Suffolk County OTB Eyes Bankruptcy Protection

Off-track betting corporation in New York State is facing mounting fiscal problems.

Another off-track betting corporation in New York State is facing mounting fiscal problems and is considering Chapter 9 bankruptcy protection.

The Suffolk County Off-Track Betting Corp. board has approved a bankruptcy move if its officials believe the potential dire step is needed. The move comes just three months after New York City OTB, the nation’s largest off-track betting corporation, shut its doors after the state could not pass a restructuring plan.

Debbie Pfeiffer, director of public and government affairs for Suffolk OTB, said the corporation's board of directors authorized a reorganization plan "when, and if, they deem it necessary." In the event the president and vice president decide to move ahead with a reorganization plan, the next step would be for the Suffolk County legislature to pass a resolution approving such a move, she said.

The Suffolk County legislature is scheduled to meet in special session March 3 to consider an unrelated matter. Pfeiffer said a decision whether to proceed with reorganization will be made sometime the week of Feb. 27.

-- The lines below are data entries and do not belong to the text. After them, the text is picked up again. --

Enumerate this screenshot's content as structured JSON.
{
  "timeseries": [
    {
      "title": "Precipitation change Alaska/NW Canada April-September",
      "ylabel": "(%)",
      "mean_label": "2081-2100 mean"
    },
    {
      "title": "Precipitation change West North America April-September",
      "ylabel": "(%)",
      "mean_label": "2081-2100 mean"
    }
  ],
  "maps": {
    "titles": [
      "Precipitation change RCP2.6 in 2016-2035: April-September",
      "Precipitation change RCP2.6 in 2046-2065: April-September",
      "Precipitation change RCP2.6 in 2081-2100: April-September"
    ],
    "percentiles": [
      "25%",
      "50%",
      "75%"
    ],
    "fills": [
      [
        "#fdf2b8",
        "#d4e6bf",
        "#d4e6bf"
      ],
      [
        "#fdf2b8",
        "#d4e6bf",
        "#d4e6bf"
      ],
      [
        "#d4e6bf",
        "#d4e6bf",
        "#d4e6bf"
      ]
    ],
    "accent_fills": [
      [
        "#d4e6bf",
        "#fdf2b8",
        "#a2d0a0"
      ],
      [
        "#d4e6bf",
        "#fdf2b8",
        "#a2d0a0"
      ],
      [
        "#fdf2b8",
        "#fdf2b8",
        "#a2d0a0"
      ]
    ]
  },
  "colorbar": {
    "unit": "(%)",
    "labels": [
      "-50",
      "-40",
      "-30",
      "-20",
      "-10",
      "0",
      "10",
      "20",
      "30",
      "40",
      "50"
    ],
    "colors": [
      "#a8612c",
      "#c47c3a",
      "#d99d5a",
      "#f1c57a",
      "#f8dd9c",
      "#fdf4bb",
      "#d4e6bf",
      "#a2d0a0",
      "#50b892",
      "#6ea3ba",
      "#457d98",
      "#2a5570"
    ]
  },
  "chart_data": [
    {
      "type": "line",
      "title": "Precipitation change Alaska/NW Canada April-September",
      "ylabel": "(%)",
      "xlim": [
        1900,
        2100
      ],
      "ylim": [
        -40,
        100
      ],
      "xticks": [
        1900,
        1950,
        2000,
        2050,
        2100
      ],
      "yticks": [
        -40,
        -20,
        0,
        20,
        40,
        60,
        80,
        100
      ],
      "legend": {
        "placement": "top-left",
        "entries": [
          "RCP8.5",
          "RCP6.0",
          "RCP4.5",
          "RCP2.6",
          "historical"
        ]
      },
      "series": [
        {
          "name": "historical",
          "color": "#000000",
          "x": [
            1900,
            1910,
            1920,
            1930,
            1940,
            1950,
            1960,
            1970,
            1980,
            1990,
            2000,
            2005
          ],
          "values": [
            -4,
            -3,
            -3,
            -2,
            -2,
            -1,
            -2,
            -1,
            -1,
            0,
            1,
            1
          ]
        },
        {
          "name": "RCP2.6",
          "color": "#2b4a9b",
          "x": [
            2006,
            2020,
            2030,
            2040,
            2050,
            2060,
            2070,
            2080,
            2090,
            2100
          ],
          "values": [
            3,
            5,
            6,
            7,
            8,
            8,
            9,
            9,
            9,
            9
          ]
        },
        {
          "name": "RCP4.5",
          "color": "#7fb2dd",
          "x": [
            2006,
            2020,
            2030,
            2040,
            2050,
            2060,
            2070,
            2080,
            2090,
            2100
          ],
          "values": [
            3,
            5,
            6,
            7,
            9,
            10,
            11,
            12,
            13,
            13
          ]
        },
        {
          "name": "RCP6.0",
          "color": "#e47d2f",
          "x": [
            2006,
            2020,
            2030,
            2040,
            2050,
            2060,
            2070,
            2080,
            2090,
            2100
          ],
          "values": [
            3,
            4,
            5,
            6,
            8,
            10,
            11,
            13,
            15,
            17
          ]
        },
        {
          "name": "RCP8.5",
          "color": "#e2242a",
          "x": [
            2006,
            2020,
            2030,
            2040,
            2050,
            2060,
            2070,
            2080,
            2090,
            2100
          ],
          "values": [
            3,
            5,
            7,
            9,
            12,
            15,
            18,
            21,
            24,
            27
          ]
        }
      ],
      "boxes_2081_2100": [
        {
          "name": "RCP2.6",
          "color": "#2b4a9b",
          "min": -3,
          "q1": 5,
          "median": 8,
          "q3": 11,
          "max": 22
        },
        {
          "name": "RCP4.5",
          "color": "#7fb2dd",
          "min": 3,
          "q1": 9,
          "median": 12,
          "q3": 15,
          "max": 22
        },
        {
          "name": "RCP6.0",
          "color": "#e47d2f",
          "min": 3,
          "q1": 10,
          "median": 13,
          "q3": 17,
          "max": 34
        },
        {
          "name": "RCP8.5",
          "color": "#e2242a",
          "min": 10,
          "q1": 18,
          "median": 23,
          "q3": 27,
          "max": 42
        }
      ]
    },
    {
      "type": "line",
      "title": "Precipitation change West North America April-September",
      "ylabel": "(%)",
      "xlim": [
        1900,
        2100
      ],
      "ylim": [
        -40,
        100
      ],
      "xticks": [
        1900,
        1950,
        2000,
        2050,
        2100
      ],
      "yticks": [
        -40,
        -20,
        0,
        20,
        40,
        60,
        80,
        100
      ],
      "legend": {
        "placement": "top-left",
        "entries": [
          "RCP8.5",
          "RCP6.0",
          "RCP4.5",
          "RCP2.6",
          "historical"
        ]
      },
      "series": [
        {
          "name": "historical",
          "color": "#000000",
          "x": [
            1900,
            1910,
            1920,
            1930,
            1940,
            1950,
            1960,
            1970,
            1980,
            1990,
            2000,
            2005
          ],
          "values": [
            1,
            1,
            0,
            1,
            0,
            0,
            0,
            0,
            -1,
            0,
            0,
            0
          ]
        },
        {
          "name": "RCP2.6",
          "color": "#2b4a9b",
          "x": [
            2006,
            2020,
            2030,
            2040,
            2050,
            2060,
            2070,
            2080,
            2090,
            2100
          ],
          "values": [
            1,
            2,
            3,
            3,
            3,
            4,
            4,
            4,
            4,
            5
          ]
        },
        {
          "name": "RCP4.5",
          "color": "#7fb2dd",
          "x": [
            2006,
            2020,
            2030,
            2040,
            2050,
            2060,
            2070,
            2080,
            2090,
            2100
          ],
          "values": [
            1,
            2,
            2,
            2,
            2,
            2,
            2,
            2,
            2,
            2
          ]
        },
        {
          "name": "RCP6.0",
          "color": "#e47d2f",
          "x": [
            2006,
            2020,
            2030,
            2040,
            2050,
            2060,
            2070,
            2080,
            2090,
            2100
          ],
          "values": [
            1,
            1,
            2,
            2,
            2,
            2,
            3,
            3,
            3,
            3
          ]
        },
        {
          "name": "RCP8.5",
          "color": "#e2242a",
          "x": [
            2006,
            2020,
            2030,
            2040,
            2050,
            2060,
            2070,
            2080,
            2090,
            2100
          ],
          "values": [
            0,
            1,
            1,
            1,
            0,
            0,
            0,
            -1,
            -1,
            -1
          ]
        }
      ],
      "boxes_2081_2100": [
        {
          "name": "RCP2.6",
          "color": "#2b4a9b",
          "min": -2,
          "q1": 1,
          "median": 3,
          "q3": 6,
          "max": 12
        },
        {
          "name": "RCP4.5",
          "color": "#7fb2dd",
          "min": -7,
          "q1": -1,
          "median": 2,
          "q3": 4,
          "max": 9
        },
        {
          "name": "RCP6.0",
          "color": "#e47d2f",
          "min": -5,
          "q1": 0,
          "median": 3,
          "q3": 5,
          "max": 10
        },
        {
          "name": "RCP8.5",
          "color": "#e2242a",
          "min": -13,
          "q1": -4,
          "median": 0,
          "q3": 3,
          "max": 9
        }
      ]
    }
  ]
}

"Suffolk OTB is open for business; branches, the phone room, and Suffolk OTB's Internet site are all fully operational," Pfeiffer said. "We look forward to continuing to provide our customers with the high level of service they have come to expect from Suffolk OTB."

One top lawmaker said the Suffolk OTB problem is part of a widespread concern for much of the state's OTB industry--are all publicly owned and share proceeds with local governments, the state, and the racing industry.

“This shows the need for consolidation of all the state OTBs,” Assembly Racing Committee chairman Gary Pretlow said.

The veteran lawmaker said Suffolk OTB's problems give further evidence to his belief that New York’s tracks either should take over the off-track betting business in the state or there should be one operation to cover the entire state. Pretlow disputed the longstanding complaint that the state-imposed business model for the off-track corporations is financially unworkable.

“The OTBs overspend,” Pretlow said.

The state's chief fiscal watchdog warned other OTB corporations could face the same problems as NYCOTB and the worsening situation at Suffolk OTB.

"New York still has not taken any substantive actions to bring back the bettors and fix OTB, a source of revenue for our hard-strapped municipalities and a support for the state’s horse industry,'' state Comptroller Thomas DiNapoli said in a statement Feb. 25.

The comptroller noted his office nine months ago released a report raising concerns about the fiscal health of OTB corporations outside New York City, and offered a series of recommendations to improve their operations.

"It's clear OTB’s current business model just doesn’t work. It’s time we make some much-needed changes and find a model that does,'' DiNapoli said.

Suffolk OTB has annual pari-mutuel handle of between $150 million and $200 million--about one-fifth the handle of NYCOTB at the time of its closure in December. Suffolk OTB operates 14 parlors, including one teletheater. It first opened in 1975--five years after the state authorized off-track betting in New York.

A state task force on the future of off-track betting last year said Suffolk OTB had about $3 million in post-retirement obligations for its current and former workers--higher than the nearby Nassau County OTB, which does about twice as much business.

State officials were closely monitoring the possible shutdown of another OTB corporation in New York.

“Chairman (John) Sabini and the Racing and Wagering Board are going to take every step to ensure the betting public is protected during this period while Suffolk OTB deals with its financial condition,” agency spokesman Joseph Mahoney said.

Officials at the New York Racing Association, which was the largest creditor during the NYCOTB Chapter 9 proceeding, could only immediately say Suffolk OTB owes the betting entity “a significant amount of money,” according to NYRA spokesman Dan Silver.

“We have been discussing our growing concerns over the viability of Suffolk OTB with both Suffolk OTB and the state for several months now,” Silver said. He noted NYRA president Charles Hayward raised the topic during public meetings earlier this year before the Senate and Assembly racing committees.

“The New York off-track betting model is broken, and we have been saying this for years,” Silver said.